Polyglutamine diseases are dominant neurodegenerative disorders caused by expansion of unstable CAG repeats in coding regions of a number of genes. Although this polyglutamine expansion is responsible for the toxic properties of the mutant protein, the mechanism that underlies pathology has remained elusive. Focusing on spinocerebellar ataxia type 1 (SCA1), Lim et al. show that polyglutamine expansion in the ataxin 1 protein (ATXN1) affects which multiprotein complexes it predominantly associates with. Whereas association of ATXN1 with one complex causes disease by a gain-of-function mechanism, its decreased association with another complex contributes to disease by a loss-of-function mechanism.

Previous studies in SCA1 and Huntington disease indicated that protein domains outside the expanded glutamine region have an important role in pathology, as does interplay between the function of wild-type and mutant protein forms. To investigate this further Lim et al. used a number of biochemical approaches in mouse and human cells to look for proteins that interact with ATXN1. In this way, they identified RNA-binding motif protein 17 (RBM17), a protein that preferentially associates with a form of ATXN1 in which polyglutamine tracts have been expanded but that is also phosphorylated at serine 776, which lies outside the polyglutamine tract. The authors suggest that polyglutamine-tract expansion affects the conformation of the C-terminal region of ATXN1, thereby enhancing its interaction with RBM17.

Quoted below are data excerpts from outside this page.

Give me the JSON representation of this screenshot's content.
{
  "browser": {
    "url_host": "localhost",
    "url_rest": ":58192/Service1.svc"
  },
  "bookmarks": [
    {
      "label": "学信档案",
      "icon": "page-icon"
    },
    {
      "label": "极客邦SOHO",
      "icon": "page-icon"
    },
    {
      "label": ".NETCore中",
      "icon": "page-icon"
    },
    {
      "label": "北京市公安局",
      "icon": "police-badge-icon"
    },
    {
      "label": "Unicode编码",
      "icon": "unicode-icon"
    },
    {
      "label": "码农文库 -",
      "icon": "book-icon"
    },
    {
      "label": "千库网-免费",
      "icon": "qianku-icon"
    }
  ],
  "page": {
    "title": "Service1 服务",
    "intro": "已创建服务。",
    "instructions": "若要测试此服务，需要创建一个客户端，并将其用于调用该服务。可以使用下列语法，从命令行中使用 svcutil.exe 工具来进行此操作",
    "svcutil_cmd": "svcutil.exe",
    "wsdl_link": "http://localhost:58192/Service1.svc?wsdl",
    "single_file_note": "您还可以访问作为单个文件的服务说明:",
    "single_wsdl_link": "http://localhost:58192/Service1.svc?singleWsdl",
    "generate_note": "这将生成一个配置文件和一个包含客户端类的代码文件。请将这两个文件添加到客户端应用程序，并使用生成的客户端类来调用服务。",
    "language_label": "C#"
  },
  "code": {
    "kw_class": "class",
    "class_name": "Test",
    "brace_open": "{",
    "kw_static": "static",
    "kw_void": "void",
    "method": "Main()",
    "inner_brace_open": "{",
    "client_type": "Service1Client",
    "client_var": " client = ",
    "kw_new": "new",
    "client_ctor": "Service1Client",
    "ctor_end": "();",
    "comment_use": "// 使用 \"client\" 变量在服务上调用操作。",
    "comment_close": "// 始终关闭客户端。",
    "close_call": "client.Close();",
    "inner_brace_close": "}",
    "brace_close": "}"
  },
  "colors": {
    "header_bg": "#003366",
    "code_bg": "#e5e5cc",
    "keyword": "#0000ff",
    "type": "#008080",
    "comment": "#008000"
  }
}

Next, the authors tested the physiological relevance of this protein–protein interaction using a Drosophila model of SCA1 in which a human ATXN1 with an expanded polyglutamine tract causes an eye phenotype. Genetic manipulation of Drosophila or human RBM17 levels indicated that this protein has an essential role in mediating the polyglutamine-related toxicity.

Further biochemical analysis revealed that ATXN1 and RBM17 interact as part of large protein complexes. Importantly, the proportion of RMB17 in these complexes is increased if ATXN1 contains expanded polyglutamine repeats. But ATXN1 is also found in large protein complexes that contain another protein — capicua homolog protein (CIC); however, the two types of protein complex seem to be distinct and the authors show that RMB17 and CIC compete for ATXN1 interaction.

Given that polyglutamine expansion favours the association of ATXN1 with RBM17, the authors reasoned that this protein might preferentially associate with mutant ATXN1, leaving wild-type ATXN1 to interact with CIC. The authors propose that SCA1 might be caused not only by dominant effects of toxic mutant RBM17-associated ATXN1, but also by loss of protective wild-type ATXN1 that is associated with CIC — in heterozygous patients or animal models the levels of wild-type ATXN1 are reduced by half in comparison with wild-type homozygotes. The authors showed that, in Drosophila, increasing RBM17 enhances polyglutamine-mediated toxicity, whereas previous work from the same group showed that increasing CIC represses it. Here, the authors use mouse genetics to show that wild-type ATXN1 is indeed protective and that its loss exacerbates the SCA1 phenotype.

The authors propose that this two-pronged model of SCA1 might also apply to other dominant neurodegenerative diseases, including prion diseases and Alzheimer disease, as well as other polyglutamine diseases.